* Canadian dollar at C$1.3315 or 75.10 U.S. cents
* Bond prices lower across the maturity curve
TORONTO, Sept 25 (Reuters) - The Canadian dollar held steady
on Friday, supported by rising oil prices but checked by strong
U.S. second-quarter growth data which sparked the greenback's
rally against a basket of currencies.
The loonie, which had briefly touched its weakest level in
more than 11 years on Thursday, was helped by a 3 percent rise
in the price of crude, a major Canadian export.
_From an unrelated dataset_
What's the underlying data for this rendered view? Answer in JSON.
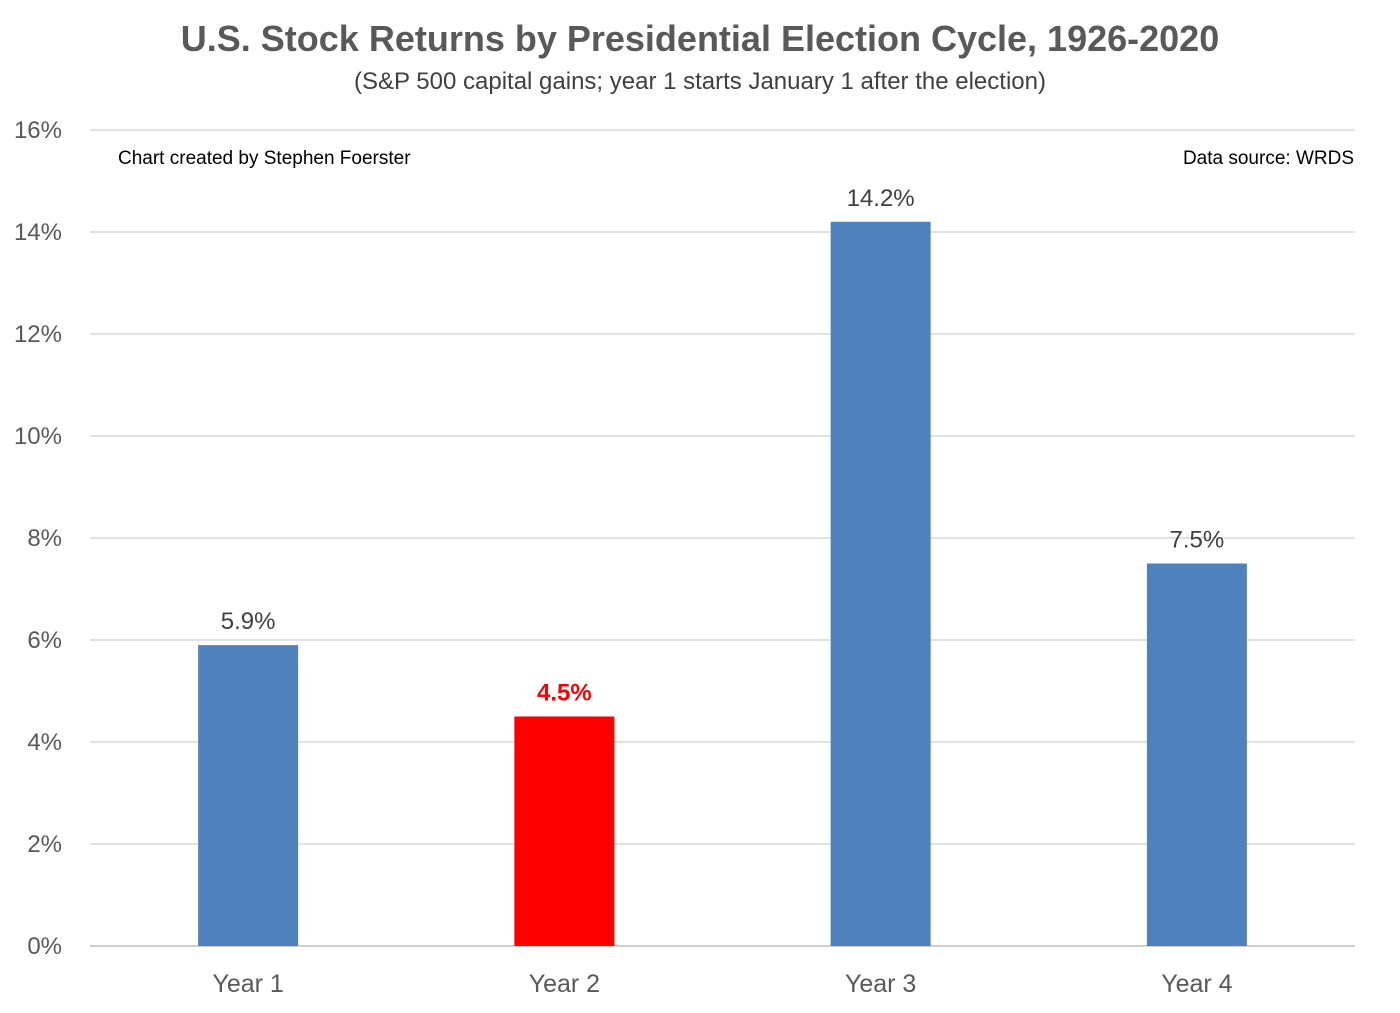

South of the border, the U.S. economy expanded more than
previously estimated, at a 3.9 percent annual pace between April
and June, due to stronger consumer spending and construction.
ID:nL1N11V0O8
The upbeat data followed a speech late on Thursday by
Federal Reserve Chair, Janet Yellen, who said the U.S. central
bank was on track to raise interest rates this year for the
first time in nearly a decade. ID:nL1N11V01W
Market participants have been hoping for more clarity on
when the Fed may resume raising interest rates, particularly as
worries over global growth remain volatile and dominate
headlines.
* At 9:59 a.m. EDT (1359 GMT), the Canadian dollar CAD=D4
was trading at C$1.3315 to the greenback, or 75.10 U.S. cents,
slightly softer than the Bank of Canada's official close of
1.3318, or 75.09 U.S. cents.
* The currency, which was stronger than many of its
counterparts, traded between C$1.3301 and C$1.3355 so far on
Friday.
* U.S. crude CLc1 prices were up 2.96 percent to $46.24,
while Brent crude LCOc1 added 1.72 percent to $49. O/R
* Canadian government bond prices were lower across the
maturity curve, with the two-year CA2YT=RR price down 5.5
Canadian cents to yield 0.537 percent and the benchmark 10-year
CA10YT=RR falling 54 Canadian cents to yield 1.527 percent.
* The Canada-U.S. two-year bond spread was -17.7 basis
points, while the 10-year spread was -64.8 basis points.